Post financial crisis, declining productivity in UK in comparison to its other trading partners such as France and Germany, has amongst other sectors of the economy also had an impact on the construction sector. An effective solution is in the form of automation which promises to increase productivity and improve efficiency, however it comes with its own set of challenges. An important question at this point is: how has the industry performed and what do experts propose on dealing with its most pressing issues?
UK construction industry: recent performance
Construction industry in Britain is facing a consistent slowdown with output contracting for the sixth consecutive period. According to the ONS, construction output fell by £553 million or 1.4% in the three month on three month time series in October 2017. The decline in construction output is derived from falls in both ‘repair and maintenance’ and ‘all new work’ which fell by 3% and 0.6% respectively. Private industrial work and public and private housing construction were the only sectors which posted a combined increase of £160 million. The UK government’s Help to Buy equity scheme has made residential property a bright spot for the industry in recent months.

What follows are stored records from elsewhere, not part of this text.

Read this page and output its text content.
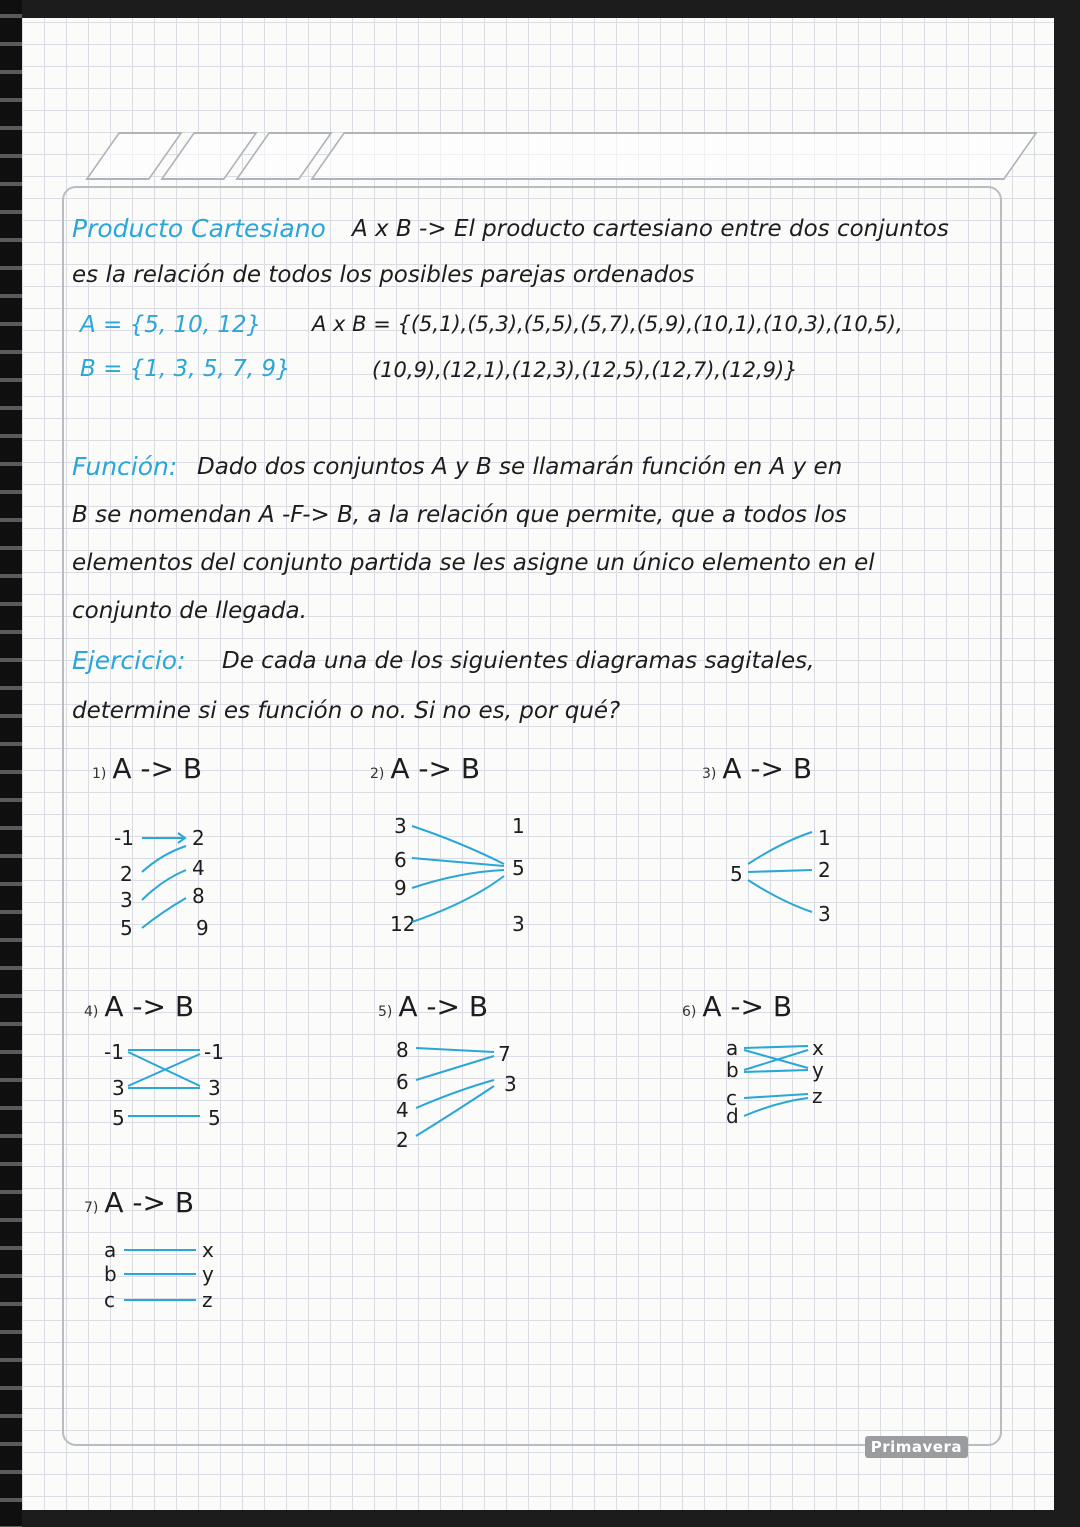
Producto Cartesiano A x B -> El producto cartesiano entre dos conjuntos
es la relación de todos los posibles parejas ordenados
A = {5, 10, 12}
B = {1, 3, 5, 7, 9}
A x B = {(5,1),(5,3),(5,5),(5,7),(5,9),(10,1),(10,3),(10,5),
(10,9),(12,1),(12,3),(12,5),(12,7),(12,9)}
Función: Dado dos conjuntos A y B se llamarán función en A y en
B se nomendan A -F-> B, a la relación que permite, que a todos los
elementos del conjunto partida se les asigne un único elemento en el
conjunto de llegada.
Ejercicio: De cada una de los siguientes diagramas sagitales,
determine si es función o no. Si no es, por qué?
1) A -> B
-1
2
3
5
2
4
8
9
2) A -> B
3
6
9
12
1
5
3
3) A -> B
5
1
2
3
4) A -> B
-1
3
5
-1
3
5
5) A -> B
8
6
4
2
7
3
6) A -> B
a
b
c
d
x
y
z
7) A -> B
a
b
c
x
y
z
Primavera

Besides measuring the state of the industry through construction output, another important indicator specifying growth in the construction industry is the magnitude of ‘new orders’. Construction ‘new orders’ registered a quarter on quarter growth of 37.4% predominantly due to 174.5% growth in infrastructure which stems from the awarding of main civil engineering contracts for the stage one of the high-speed rail project. Without this growth there would have been an overall contraction due to a substantial fall in electricity projects.

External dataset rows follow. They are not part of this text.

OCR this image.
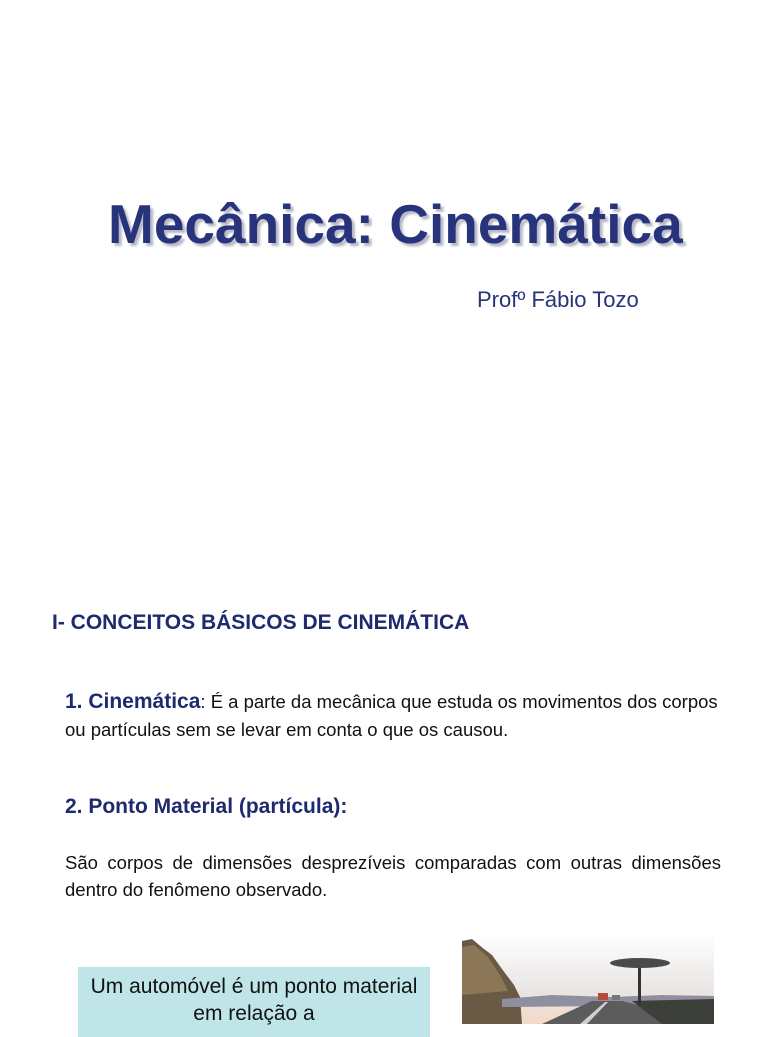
Mecânica: Cinemática
Profº Fábio Tozo
I- CONCEITOS BÁSICOS DE CINEMÁTICA
1. Cinemática: É a parte da mecânica que estuda os movimentos dos corpos ou partículas sem se levar em conta o que os causou.
2. Ponto Material (partícula):
São corpos de dimensões desprezíveis comparadas com outras dimensões dentro do fenômeno observado.
Um automóvel é um ponto material em relação a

Overall, eminent think tank Timetric’s Construction Intelligence Centre have forecasted to see modest growth across major markets in western Europe in 2017. More importantly, the centre believes that the UK construction sector is being weighed down by political and business uncertainty. This is due to the uncertainty regarding the course of mediation that the Brexit talks will undertake and the resulting future relationship the country would have with Europe. Of particular importance in terms of the construction industry is the implication of the negotiation process on the visa process for low skilled workers from Europe. This became the subject of much debate in a recent conference, Skills Shortage in Construction: Building the Future Post Brexit, organised by the Bartlett School of Construction and Project Management, UCL in collaboration with History & Policy on 5 October 2017.